At least they didn't smash the organ. One of the things Protestants liked to do in those years after the Reformation was destroy anything that they associated with Catholicism, which pretty much included all vestiges of art and music. Somehow they made it a short trip from Luther's 95 Theses, which complained about the church's literal selling of absolution for money, to the Regulatory Principle, which said that if it wasn't expressly spelled out in the New Testament, it wasn't acceptable in worship. Since there is nothing about pipe organs in the New Testament, these were out.
It didn't take the leadership in Amsterdam to figure out that there might be a small problem with this zealous approach. The congregation was expected to learn a whole raft of new hymns, and, being average churchgoing types, they weren't likely to pick up on them really quickly unless somebody played them through for them a few times so they could listen to them. So Sweelinck got the job of playing the new hymns for the congregation--before the service began. And, while he was at it, he made brilliant compositions out of them, which seemed to be tolerable to the relatively enlightened Protestants of Amsterdam.

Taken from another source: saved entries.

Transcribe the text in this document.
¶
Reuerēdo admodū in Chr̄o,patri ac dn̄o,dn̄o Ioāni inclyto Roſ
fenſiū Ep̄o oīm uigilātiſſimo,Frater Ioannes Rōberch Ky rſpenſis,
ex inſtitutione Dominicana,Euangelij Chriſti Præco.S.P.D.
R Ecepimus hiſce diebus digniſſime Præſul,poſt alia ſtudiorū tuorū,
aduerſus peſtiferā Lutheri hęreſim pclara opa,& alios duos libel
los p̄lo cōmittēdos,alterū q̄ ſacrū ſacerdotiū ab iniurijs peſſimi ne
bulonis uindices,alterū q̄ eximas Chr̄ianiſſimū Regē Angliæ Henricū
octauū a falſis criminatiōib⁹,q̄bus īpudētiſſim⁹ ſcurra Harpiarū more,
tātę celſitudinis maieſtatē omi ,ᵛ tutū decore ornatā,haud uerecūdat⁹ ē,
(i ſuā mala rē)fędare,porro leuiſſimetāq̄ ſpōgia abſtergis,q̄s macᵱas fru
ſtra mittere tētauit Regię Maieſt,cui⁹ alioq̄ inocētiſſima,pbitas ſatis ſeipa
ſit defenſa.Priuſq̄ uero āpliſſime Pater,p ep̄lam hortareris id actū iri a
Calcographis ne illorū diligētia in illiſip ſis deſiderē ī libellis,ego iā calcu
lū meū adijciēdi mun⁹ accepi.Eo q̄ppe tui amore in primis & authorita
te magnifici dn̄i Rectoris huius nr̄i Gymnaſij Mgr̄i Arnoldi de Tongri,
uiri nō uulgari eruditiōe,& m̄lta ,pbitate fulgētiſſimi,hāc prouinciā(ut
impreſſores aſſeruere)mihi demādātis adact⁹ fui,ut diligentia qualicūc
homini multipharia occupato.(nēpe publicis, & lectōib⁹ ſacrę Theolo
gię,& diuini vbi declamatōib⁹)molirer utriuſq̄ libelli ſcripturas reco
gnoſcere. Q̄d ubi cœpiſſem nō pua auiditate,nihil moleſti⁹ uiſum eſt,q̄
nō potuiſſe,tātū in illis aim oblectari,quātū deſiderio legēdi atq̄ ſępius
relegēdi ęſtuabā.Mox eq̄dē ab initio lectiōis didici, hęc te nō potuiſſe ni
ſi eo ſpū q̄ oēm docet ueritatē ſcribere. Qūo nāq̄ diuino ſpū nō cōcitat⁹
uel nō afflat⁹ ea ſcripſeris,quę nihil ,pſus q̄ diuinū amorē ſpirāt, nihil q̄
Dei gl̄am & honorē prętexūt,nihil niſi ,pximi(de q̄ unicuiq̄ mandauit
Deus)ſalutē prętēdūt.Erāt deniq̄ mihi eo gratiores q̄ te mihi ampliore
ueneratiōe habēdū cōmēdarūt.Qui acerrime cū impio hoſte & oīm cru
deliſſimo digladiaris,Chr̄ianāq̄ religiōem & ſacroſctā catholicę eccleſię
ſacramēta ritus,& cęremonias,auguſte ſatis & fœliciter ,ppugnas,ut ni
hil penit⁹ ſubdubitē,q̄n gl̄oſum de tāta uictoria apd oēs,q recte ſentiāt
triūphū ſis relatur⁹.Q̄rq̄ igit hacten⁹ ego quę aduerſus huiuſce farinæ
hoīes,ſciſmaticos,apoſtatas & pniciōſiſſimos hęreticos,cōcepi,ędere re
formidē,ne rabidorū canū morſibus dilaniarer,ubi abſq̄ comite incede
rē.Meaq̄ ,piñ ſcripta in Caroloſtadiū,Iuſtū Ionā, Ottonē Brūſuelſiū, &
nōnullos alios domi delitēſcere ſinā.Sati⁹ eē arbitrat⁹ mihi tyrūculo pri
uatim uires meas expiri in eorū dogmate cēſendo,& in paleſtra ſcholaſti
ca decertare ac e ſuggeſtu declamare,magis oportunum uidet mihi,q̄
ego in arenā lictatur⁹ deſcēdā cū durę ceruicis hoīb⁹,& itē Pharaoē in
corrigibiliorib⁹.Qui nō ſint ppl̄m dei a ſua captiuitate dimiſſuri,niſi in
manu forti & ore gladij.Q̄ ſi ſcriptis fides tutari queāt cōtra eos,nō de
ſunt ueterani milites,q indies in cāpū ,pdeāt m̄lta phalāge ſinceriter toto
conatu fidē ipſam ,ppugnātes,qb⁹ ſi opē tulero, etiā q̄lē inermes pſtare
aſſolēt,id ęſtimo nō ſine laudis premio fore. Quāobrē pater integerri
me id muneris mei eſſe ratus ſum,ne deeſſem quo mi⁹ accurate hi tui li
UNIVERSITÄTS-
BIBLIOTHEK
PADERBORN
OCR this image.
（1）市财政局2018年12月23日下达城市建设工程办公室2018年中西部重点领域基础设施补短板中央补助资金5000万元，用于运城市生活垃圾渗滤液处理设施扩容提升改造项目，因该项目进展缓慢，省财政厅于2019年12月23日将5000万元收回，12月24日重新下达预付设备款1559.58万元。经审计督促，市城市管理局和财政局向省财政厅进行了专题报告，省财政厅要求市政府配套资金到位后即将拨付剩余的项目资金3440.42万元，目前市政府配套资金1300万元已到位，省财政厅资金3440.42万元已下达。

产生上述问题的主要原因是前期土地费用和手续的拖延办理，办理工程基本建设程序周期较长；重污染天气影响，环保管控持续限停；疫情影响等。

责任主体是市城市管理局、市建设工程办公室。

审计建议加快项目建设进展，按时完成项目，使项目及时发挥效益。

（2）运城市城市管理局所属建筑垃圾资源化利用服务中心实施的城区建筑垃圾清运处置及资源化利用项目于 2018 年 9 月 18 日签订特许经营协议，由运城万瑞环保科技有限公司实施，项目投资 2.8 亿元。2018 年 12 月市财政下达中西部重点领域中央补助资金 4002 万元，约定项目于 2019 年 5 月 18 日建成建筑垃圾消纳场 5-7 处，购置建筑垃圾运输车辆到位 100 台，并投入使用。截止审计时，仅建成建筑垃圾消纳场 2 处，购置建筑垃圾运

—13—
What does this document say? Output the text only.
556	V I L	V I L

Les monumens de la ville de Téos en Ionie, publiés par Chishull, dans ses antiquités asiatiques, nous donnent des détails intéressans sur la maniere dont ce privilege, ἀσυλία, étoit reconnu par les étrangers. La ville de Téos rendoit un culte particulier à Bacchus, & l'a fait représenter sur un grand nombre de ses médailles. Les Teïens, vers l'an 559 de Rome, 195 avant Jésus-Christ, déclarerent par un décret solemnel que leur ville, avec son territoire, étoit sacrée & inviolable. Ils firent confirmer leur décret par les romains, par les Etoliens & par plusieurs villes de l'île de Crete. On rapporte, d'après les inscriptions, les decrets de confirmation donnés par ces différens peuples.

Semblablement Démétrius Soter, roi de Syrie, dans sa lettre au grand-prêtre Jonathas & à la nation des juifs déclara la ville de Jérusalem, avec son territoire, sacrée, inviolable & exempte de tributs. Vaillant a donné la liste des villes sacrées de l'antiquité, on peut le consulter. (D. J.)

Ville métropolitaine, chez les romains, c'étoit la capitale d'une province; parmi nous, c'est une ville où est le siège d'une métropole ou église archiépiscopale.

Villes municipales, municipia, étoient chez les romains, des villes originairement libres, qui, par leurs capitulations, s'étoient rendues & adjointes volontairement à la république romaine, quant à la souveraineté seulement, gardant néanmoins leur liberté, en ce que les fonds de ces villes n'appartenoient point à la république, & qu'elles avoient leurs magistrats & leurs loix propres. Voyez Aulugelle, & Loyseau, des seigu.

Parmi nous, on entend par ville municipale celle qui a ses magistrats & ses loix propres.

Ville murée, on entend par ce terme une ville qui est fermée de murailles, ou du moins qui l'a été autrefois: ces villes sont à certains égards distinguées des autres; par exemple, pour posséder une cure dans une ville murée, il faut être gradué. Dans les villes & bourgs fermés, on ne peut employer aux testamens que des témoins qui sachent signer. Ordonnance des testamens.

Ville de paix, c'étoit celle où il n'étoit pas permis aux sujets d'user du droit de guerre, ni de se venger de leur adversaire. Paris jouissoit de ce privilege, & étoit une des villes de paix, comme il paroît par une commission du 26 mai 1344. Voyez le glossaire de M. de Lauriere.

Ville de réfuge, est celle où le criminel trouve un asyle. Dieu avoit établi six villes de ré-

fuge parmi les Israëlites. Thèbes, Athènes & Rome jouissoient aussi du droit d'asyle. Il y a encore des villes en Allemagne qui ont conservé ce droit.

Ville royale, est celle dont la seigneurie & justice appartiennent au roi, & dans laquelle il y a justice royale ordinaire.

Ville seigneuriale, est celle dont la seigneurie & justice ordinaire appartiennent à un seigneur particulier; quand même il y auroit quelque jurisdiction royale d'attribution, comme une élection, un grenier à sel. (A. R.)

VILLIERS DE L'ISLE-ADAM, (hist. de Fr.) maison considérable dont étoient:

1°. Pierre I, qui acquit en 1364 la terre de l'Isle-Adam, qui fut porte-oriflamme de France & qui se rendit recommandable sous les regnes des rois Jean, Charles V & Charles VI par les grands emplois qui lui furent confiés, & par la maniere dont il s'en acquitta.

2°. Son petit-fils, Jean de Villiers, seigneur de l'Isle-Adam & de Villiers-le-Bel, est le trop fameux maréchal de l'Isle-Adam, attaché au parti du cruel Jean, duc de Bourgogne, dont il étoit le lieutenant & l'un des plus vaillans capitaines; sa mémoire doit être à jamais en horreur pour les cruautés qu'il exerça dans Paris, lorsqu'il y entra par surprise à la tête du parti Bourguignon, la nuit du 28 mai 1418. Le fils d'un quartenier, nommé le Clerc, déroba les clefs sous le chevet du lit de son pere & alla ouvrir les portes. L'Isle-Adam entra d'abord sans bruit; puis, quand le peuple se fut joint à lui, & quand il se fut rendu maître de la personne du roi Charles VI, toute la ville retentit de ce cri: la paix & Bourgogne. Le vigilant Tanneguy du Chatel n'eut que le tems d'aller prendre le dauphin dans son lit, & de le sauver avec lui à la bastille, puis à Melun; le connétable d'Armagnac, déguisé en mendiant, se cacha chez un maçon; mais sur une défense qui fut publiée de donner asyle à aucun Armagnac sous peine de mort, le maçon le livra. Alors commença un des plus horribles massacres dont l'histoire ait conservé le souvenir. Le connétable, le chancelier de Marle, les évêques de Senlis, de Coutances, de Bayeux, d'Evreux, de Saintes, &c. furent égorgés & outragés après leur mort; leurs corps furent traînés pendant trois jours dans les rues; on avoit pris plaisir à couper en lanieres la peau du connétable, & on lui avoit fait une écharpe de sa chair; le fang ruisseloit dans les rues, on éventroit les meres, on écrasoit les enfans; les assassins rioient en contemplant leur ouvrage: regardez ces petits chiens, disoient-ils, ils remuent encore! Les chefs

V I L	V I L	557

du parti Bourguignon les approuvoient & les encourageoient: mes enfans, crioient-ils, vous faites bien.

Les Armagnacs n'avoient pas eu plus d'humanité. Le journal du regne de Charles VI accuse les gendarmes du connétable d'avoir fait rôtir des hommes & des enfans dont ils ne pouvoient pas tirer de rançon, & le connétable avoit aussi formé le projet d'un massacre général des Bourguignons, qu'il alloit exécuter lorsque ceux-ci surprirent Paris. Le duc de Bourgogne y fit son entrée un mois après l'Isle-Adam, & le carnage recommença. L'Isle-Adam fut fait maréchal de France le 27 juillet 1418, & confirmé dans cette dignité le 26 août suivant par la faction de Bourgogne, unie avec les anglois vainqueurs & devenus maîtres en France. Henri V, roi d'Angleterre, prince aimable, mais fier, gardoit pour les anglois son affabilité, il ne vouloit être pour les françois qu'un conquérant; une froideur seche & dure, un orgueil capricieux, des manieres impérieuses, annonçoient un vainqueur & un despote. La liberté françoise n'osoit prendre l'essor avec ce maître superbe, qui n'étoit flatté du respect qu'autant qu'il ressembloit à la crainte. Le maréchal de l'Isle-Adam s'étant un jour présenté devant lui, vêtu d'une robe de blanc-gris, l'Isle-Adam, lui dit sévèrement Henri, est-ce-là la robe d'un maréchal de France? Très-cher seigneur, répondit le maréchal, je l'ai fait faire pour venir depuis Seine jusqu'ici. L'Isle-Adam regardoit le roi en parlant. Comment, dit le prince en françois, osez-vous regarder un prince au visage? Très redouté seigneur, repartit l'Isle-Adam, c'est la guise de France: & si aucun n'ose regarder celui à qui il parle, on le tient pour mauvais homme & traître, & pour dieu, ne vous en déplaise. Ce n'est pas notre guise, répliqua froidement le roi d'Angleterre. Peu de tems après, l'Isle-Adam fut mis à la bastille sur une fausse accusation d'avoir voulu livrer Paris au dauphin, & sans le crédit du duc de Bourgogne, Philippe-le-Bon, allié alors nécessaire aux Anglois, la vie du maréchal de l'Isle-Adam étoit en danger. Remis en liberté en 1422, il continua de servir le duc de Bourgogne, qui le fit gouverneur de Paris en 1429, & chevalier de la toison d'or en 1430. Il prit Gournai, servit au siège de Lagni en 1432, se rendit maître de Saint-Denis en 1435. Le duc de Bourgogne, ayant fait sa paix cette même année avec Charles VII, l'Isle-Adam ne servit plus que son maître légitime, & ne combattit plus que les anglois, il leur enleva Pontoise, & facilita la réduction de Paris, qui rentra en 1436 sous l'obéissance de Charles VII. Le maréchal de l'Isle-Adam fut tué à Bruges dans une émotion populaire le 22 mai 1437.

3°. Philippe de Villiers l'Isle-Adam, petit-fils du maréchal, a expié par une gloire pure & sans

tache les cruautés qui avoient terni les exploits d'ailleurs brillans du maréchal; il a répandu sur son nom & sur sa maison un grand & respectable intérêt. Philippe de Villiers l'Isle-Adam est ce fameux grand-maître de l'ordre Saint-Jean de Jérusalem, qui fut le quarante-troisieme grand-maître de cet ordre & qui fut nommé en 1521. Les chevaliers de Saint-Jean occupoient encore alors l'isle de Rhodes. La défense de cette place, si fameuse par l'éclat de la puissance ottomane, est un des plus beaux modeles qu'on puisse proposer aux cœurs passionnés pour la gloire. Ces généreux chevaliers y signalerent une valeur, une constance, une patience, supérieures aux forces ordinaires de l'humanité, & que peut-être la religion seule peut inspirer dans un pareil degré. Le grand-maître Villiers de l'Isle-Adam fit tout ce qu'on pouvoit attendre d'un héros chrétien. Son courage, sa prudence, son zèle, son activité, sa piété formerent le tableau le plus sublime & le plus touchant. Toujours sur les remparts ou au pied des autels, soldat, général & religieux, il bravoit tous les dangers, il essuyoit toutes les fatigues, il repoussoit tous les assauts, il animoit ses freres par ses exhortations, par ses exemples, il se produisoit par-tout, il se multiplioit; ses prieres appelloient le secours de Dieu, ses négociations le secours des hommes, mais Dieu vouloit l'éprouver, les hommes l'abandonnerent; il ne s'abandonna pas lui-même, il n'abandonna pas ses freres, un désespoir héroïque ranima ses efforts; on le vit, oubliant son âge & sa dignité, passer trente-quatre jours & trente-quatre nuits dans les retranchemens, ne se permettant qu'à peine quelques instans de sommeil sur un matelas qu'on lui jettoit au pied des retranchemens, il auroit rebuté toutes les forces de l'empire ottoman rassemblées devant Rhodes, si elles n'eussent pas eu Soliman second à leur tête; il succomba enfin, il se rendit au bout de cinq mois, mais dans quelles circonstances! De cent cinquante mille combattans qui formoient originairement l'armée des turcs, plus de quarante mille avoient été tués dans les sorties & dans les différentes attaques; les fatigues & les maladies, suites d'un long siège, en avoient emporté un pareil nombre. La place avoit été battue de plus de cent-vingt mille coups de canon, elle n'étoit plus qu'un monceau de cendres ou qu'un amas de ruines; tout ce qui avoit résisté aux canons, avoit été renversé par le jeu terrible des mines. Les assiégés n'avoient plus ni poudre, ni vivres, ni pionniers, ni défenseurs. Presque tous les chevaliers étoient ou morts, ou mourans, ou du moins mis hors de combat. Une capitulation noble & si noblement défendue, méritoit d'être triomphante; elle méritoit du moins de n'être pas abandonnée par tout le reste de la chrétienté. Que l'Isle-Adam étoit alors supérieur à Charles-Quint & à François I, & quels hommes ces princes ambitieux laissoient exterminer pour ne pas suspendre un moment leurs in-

What's curious about the piece I'm going to play for you today, however, is that it is based on a Catholic chant. Did Sweelinck write this prior to the Protestant takeover? Or was it later, because it reflected something of his artistic heritage and he wanted to do it (in which case, was it never heard in his church?) I pose the question, but I don't know the answer. However, if you haven't visited Pianonoise.com's Godmusic page this week, here is what I told my congregation about the music:
Our theme for Advent this year is "light," which is why this
selection was chosen. However, it is not "liturgically correct:" the detailed
procedures of the Catholic church required that this ancient chant be sung at
Compline during Lent. Compline is the last "office" of the day, when the monks
are getting ready for bed, which may explain why it parts of it read like a
sinister ancestor of the child's prayer "Now I Lay Me Down to Sleep." The text
begins amiably enough: "Christ, who art the light and day, You drive away the
darkness of night, You are called the light of light, For you proclaim the
blessed light." Later the prayer asks to keep us free from sin and not to let
"the enemy snatch us away" while we sleep as well as to keep our souls awake and
vigilant. The hymn concludes with a doxology of praise to God. Sweelinck has set
three verses of the chant, for the second of which I am employing the trombone
stop on the pedal to bring out the melody; the third uses full organ.
Sweelinck: Christe qui lux et dies (Christ, who is the light and day)
It seemed an appropriate selection for this blog, on the shortest day of the year, and the longest night, December 21st, the Winter Solstice.
Merry Solstice. May some light shine in our darkness. I'll see you on Christmas Eve.